Dance music doesn't exist to divide groups of people, kids from parents, ravers from squares, tranceheads from bassheads. All too often house music fans are stereotyped as Jersey Shore boneheads beating the beat. Ok, you’ll find a few of those in the crowd, but most bros are moving like an interpretive dance ensemble. After a marathon of dancing, some do stop to check out the bobbing DJ. When you look up don’t expect to see the top of head buried in a mixing board. Joel Zimmerman (aka Deadmau5) infamous for his Jim Henson trademark mouse head is one of the many theatrical DJs. Steve Aoki, founder of Dim Mak records, showers the crowd in champagne. My fantasy performance is South African stars Die Antwoord opening with a ninja theme while Aoki sabers the bottle. While on the maiden voyage of Holy Ship! (THANK YOU Gary Richards) I witnessed ravers of all colors, professions and varying levels of intoxication ditch their inhibitions; a group of frat guys dancing on point, ballet style to Buraka Som Sistema. In this wonderland there is no shame to moving at the mercy of a man in a mouse head.
One fundamental element that SFJ missed is that this music is entirely about togetherness. It is inviting, the audience and the musicians are having a blast. Heavyweights like Wes Pentz aka Diplo are as psyched to discover a newcomer like 22-year-old Zedd as they would be to share the stage with Daft Punk. On Holy Ship! the proscenium stage was packed with DJs awing over each other’s tracks, collaborating and improvising with their own beats. At a recent Girls & Boys party at NYC’s Webster Hall, Destructo and the Bromance boys rocked the stage.

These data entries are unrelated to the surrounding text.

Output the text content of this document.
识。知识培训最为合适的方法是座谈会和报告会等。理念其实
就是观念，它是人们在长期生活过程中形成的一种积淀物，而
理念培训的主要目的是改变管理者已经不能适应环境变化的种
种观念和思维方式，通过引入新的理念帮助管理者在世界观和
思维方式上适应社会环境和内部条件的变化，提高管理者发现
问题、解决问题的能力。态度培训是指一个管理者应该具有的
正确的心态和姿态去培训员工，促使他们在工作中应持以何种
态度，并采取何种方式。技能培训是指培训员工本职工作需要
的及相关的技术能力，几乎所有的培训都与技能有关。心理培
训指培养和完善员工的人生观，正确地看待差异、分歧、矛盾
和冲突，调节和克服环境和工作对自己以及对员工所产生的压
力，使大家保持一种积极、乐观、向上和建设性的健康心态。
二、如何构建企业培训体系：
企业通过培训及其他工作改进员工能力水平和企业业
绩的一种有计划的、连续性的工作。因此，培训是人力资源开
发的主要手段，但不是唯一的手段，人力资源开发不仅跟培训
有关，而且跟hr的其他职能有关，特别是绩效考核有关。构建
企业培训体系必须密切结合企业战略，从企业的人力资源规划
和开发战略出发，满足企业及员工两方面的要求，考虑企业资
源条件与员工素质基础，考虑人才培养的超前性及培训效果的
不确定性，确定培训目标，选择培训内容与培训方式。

Gesaffelstein with the poise of Mark Ronson, and Brodinski with grit on the tables, both looked sexy with cigarettes in hand while Gina Turner and Atrak hung out behind the mixing deck. No one is sitting in the lounge backstage, the VIP section is the stage.
What it comes down to is hard work. As fans, we aren’t going to marvel over hoots and repetitive, lazy beats. We will whole heartedly applause for the artists sweating through the week to give an explosive performance.
On my days off you’ll find me by the speakers absorbing the bass so hard that the hairs on my arm shake.